Nuovo record di disoccupazione in Italia

disoccupazione ai massimi

I dati di qualche giorno fa dell’Istat sono più eloquenti di qualsiasi dichiarazione dei politici: la disoccupazione ha toccato un nuovo record assoluto, quello del 13,2%! Mai era stato registrato un dato così alto da quando si utilizzano queste statistiche e cioè dal 1977 (sia per le serie mensili che per quelle trimestrali). Questo dato viene comunque spesso sottovalutato, perchè se invece consideriamo i milioni di cassintegrati (considerati come degli occupati dalle statistiche), i tanti scoraggiati che non cercano più neanche lavoro (e non considerati neanche loro come disoccupati dalle statistiche, perchè queste ultime prendono in considerazione soltanto le persone in cerca di occupazione), e la mole enorme di contratti precari e / o part time, si arriva a delle percentuali assurde ed inaccettabili di persone e famiglie che vivono in situazioni di grossa difficoltà.

Il tasso di disoccupazione è in aumento dello 0,3% in appena un mese, e dell’1% se si guarda all’ultimo anno. Per fortuna diminuiscono leggermente gli inattivi (persone dai 15 ai 64 anni), dello 0,2% per la precisione, cioè il numero di scoraggiati, di cui dicevamo prima, che hanno rinunciato perfino a cercare lavoro. La buona notizia è che invece nell’ultimo anno sono cresciuti del 7,1% i contratti a tempo indeterminato. Ma ad aumentare sono stati quasi esclusivamente i contratti part time di tipo involontario, di chi cioè non sceglie volontariamente il tempo parziale, ma è obbligato al part time in mancanza di un impiego full time.

Ma di certo ancora una volta le frasi trionfalistiche dei politici italiani, in questo caso del Presidente del Consiglio attuale Matteo Renzi, sul mondo del lavoro, sono completamente farlocche e prive di contatto con la realtà.

La disoccupazione giovanile (persone che vanno dai 15 ai 24 anni) è salita addirittura al 43,3% (+ 0,6% in appena un mese ed in aumento di quasi 2 punti su base annua), ma è quella adulta a preoccupare di più, con un sempre maggior numero di over 50, ma anche di over 40, a spasso e con il mondo del lavoro che non gli offre più la possibilità di rientrare o di effettuare un’opportuna riqualificazione.
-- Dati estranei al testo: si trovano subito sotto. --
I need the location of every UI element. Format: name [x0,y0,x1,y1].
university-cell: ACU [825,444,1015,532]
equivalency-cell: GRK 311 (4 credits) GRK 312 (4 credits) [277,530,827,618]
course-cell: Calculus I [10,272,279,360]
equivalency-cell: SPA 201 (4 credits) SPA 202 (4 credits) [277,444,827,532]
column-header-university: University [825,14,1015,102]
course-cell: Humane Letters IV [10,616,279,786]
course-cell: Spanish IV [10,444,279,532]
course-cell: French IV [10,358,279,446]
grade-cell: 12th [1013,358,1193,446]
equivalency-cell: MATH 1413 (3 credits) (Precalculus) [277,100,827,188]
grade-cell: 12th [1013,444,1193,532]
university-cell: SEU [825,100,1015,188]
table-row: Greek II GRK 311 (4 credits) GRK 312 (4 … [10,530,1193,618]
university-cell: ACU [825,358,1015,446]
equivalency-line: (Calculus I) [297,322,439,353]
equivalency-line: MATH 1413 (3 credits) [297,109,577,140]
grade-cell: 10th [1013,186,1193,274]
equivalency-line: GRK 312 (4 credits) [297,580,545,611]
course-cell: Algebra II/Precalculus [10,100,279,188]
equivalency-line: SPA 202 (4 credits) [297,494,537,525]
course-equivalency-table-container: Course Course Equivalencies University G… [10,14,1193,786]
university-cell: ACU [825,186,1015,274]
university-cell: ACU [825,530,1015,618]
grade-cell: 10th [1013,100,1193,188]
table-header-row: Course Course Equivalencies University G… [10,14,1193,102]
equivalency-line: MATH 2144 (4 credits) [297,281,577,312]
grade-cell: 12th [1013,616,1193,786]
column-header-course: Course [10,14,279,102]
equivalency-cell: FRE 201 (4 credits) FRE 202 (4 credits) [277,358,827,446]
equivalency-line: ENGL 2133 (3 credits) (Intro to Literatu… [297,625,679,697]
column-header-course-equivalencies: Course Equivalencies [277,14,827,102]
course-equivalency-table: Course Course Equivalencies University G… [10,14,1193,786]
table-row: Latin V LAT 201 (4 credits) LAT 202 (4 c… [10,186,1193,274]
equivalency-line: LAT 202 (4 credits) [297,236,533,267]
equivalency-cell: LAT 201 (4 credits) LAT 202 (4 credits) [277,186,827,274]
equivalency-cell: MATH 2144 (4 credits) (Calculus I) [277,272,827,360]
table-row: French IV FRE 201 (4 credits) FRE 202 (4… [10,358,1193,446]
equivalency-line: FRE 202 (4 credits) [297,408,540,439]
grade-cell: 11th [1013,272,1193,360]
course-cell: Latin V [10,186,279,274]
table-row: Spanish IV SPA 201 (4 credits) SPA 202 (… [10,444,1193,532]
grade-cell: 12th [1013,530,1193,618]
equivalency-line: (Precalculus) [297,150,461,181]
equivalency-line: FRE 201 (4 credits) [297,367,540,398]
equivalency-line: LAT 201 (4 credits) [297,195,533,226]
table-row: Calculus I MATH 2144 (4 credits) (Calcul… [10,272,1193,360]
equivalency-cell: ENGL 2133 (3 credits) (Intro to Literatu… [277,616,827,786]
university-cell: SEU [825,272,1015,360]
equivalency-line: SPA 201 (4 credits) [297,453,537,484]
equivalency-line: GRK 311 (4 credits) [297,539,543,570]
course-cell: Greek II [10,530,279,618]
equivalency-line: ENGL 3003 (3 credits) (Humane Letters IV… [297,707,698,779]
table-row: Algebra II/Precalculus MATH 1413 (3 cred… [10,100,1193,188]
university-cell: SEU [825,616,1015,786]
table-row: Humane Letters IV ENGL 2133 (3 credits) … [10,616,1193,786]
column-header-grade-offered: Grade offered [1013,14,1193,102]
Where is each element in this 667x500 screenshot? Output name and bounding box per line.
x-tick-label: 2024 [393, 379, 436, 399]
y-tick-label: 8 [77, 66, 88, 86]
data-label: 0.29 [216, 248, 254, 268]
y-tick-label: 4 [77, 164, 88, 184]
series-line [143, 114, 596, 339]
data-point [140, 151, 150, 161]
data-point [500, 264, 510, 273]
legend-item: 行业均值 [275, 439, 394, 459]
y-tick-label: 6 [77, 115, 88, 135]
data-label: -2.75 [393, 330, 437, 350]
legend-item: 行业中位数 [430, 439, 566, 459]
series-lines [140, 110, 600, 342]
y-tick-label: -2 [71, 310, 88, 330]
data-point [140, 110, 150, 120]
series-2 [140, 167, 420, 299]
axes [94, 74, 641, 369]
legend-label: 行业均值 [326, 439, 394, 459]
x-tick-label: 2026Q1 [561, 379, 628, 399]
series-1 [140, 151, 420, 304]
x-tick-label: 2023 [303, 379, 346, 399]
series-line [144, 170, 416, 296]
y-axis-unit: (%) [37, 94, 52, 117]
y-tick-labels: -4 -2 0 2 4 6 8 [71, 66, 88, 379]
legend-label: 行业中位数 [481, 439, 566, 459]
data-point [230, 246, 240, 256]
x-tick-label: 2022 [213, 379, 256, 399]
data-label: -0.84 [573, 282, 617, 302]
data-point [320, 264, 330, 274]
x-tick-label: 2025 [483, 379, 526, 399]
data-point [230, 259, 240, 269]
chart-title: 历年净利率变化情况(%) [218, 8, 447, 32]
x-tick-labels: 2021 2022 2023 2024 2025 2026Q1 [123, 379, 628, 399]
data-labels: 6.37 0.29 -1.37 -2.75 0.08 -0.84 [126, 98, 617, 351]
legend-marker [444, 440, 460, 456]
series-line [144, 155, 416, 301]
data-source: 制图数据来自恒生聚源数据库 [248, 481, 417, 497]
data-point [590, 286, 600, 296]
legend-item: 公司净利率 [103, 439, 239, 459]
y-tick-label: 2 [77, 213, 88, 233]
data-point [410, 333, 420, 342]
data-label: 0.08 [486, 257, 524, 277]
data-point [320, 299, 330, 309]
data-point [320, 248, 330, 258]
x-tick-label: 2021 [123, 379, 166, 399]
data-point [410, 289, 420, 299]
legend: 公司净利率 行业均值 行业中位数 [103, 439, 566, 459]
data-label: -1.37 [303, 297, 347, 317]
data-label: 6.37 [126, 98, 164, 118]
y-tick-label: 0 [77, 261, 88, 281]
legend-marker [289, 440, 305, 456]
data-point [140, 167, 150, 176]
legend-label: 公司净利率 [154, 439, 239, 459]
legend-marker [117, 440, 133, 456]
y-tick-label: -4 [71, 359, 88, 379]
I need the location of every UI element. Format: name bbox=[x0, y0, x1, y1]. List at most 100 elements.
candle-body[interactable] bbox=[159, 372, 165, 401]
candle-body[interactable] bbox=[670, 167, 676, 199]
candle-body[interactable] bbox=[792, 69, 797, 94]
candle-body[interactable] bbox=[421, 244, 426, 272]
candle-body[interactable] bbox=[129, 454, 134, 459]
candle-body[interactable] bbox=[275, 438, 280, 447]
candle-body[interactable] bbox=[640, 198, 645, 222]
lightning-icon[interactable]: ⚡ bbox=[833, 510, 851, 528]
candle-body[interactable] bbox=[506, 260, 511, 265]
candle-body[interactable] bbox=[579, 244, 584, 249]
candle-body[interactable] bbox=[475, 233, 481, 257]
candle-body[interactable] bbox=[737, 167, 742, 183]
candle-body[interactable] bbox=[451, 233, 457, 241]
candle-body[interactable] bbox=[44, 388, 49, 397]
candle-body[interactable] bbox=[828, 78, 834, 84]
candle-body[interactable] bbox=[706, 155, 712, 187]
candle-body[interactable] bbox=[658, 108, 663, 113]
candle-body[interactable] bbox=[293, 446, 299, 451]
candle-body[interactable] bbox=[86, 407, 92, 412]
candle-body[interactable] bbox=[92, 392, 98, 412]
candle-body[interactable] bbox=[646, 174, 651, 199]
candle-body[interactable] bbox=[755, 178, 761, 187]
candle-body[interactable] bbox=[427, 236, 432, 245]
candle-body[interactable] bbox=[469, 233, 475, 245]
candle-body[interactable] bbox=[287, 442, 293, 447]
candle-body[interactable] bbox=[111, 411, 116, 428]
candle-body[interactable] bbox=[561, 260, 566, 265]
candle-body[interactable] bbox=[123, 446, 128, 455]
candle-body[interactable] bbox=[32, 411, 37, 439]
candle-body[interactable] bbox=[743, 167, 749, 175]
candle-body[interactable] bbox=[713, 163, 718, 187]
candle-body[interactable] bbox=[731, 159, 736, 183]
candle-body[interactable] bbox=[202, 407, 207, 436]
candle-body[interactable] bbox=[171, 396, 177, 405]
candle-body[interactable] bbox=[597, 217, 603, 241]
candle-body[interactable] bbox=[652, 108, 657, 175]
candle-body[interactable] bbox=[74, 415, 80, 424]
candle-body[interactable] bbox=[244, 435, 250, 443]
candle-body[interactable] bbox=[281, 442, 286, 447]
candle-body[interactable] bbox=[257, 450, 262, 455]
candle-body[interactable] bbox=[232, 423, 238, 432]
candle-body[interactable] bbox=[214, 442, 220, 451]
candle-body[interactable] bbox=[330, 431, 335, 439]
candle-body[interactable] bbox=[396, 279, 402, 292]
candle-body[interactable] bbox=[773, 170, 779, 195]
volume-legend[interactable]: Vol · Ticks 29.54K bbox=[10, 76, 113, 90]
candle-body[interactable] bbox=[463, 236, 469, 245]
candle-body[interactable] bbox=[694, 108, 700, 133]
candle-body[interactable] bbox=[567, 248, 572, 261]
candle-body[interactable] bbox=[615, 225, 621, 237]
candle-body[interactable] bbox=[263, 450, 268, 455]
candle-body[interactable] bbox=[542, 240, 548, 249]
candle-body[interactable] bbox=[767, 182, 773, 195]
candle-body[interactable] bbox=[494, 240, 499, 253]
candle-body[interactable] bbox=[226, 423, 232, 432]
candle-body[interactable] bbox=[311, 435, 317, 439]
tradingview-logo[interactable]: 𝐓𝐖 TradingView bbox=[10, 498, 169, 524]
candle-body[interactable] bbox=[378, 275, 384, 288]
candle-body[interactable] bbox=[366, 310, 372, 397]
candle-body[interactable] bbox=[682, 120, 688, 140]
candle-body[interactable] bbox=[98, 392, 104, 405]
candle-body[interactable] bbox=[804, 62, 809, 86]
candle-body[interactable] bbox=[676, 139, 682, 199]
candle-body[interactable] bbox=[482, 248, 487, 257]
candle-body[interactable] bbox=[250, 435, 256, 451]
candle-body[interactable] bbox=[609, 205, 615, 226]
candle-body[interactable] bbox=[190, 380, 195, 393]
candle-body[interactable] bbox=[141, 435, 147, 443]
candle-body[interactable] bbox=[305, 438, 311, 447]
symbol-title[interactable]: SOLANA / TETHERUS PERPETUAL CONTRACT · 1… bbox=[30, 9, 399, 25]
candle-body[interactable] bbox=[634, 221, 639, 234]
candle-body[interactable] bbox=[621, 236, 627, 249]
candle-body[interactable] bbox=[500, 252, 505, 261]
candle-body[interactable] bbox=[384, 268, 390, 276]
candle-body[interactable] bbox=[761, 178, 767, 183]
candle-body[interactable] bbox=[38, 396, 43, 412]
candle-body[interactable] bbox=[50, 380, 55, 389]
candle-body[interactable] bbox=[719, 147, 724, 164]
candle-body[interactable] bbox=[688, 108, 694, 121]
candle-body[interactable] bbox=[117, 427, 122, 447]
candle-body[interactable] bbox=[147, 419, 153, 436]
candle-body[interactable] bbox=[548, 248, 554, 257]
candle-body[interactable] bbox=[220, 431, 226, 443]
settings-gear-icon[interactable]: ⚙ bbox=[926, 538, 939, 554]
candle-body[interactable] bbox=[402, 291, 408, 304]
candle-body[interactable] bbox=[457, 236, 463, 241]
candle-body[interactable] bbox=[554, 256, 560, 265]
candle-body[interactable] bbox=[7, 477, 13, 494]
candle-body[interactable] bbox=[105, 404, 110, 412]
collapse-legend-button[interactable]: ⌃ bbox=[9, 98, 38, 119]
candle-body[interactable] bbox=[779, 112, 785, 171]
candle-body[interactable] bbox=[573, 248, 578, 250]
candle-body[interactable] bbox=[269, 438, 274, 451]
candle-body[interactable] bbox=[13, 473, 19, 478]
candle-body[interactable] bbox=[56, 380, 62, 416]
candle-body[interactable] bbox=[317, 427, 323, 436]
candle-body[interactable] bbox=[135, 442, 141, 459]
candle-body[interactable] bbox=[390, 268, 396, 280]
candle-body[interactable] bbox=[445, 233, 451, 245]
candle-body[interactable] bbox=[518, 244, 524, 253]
Aumenta il divario occupazionale negli ultimi 3 mesi anche nelle varie zone d’Italia: al Nord passa dal 7,6% al 7,8%, al Centro dove passa dal 10,2% al 10,7%, ed al Sud dove addirittura dal 18,5% arriva a toccare quota 19,6%.

Anche a livello europeo l’Italia sta messa peggio degli altri, con lo 0,9% in più di disoccupazione in appena 3 mesi: la disoccupazione media nei Paesi dell’Ue è al 10%, nei Paesi dell’Eurozona all’11,5, mentre in Italia è appunto arrivata al 13,2%.

Con circa 3000 disoccupati in più al giorno che in tutto fanno 3 milioni e 400 mila persone a spasso, come si può non essere preoccupati senza il rischio di essere considerati dei folli? Il Jobs Act a tal proposito può migliorare qualcosa in termini occupazionali, ma favorirà comunque occupazione precaria, vista la libertà di licenziamento che avranno i datori di lavoro dal prossimo 2015 verso i nuovi assunti, grazie allo smantellamento dell’articolo 18.

Giancarlo Sali

2 Responses to Nuovo record di disoccupazione in Italia

  1. Conte Zio ha detto:

    C’è un solo modo per battere la disoccupazione, far ripartire seriamente l’economia puntando all’esportazione. Punto. Gli italiani negli 70 e 80, con le scellerate politiche di centrosinistra del pentapartito hanno consumato le risorse di parecchie generazioni a venire.
    Se si vuole ripartire, adesso pancia a terra a lavorare per l’esportazione, con la cinghia ben stretta.
    Alternative non ne vedo.

  2. David Di Porto ha detto:

    Ma che dire, molti giovani non hanno voglia di spaccarsi veramente la schiena, di andare a lavorare in campagna o come camerieri…insomma, vogliono il posto da dirigente ministeriale con autista dal primo giorno di lavoro. Francamente sono dati che trovano il tempo che trovano, chi ha voglia davvero di spaccarsi la schiena (anche solo metaforicamente) il lavoro lo trova.